You check this by digging your finger into the soil, and if you dont hit soil in the first 1/2-3/4 of an inch, but instead you find a layer of non-decomposed organic matter that is dense, then you have thatch. Test many different areas all over the lawn, as one area might not have thatch, anotheer may have it bad. Some people misidentify thatch as the loose stuff laying on top of your grass, but thats not thatch. Thatch, if too thick will make it difficult for moisture to get through, it will choke out your grass, prevent it from spreading, etc. It has to go! You cannot seed over it, or into it if it is too thick(over 1/2")

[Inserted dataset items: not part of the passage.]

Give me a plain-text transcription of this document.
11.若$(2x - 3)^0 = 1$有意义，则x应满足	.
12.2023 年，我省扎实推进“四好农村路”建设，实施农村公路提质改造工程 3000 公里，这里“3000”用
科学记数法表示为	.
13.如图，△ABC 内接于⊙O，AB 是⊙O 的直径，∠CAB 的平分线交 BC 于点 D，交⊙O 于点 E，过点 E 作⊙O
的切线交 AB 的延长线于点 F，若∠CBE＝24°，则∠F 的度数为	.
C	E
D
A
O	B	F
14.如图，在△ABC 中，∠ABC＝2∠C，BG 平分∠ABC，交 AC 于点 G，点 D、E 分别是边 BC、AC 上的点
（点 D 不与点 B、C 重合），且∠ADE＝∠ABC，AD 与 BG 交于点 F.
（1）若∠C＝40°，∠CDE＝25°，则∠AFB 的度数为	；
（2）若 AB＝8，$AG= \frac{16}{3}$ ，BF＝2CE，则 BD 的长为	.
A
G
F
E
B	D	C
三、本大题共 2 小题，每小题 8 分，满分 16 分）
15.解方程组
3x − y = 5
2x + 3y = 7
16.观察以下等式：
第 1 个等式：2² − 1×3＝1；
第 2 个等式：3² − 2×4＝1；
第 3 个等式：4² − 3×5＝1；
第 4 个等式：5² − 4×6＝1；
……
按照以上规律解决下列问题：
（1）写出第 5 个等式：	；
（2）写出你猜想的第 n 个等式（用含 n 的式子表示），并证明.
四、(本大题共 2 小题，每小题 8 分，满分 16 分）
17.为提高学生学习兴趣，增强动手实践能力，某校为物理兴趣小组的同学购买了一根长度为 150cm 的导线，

It would need to be dethatched and you can either rent a dethatcher from Home Depot for about $100 per day($75/4 hours) or hire someone to do it. But when you dethatch, you loosen and break up all that garbage and you then have to rake it up and get rid of it! There might be a lot.

Then you must re-seed the lawn with a good grass mix that will do good in sun, which it looks like you have plenty of. I'd go with a good improved
Tall Fescue mixture. But by the time you get that done this season, it will be May, then it will get hot and dry in 1 month, possibly killing off the new grass seed, so maybe its best to wait til Fall.

However, if you dig down and find you dont have over 1/2 inch if thatch, then you need to fertilize for now, and then powerseed in fall.

Either way, if your soil is the typical clay we have in this region, and hasnt been topsoiled in recent years, it would be best to topsoil with GOOD QUALITY topsoil. Good quality being the operative words, as much of the topsoil around here is just sifted clay! But seed in fall.

As far as a lawn service in the mean time, buy a BROADCAST spreader, and put down an application of granular fertilizer with pre emergent crabgrass control.Buy a pump sprayer(or preferably a backpack pump sprayer), buy some lawn broadleaf weed control concentrate, mix according to label instruction and spray your broadleaf weeds. You could get away with using granular weed control, but right now you need to use a fertilizer/crabgrass mix, not the fertilizer/weed control mix. So do the weed control with liquid as it works better. Plus that way you can put it down on every service as needed, regardless of what the granular fertilizer is or isnt mixed with.

In summer, apply grub control(preventative) in June or so, then a surface feeding insect control if necessary in July or August. Spray your weed control as necessary.

In fall, use an early fall fertilizer in mid september or so, (spray weeds), and a winterizer in late October/November. Seed in mid september, or when ever the hot dry summer weather ends.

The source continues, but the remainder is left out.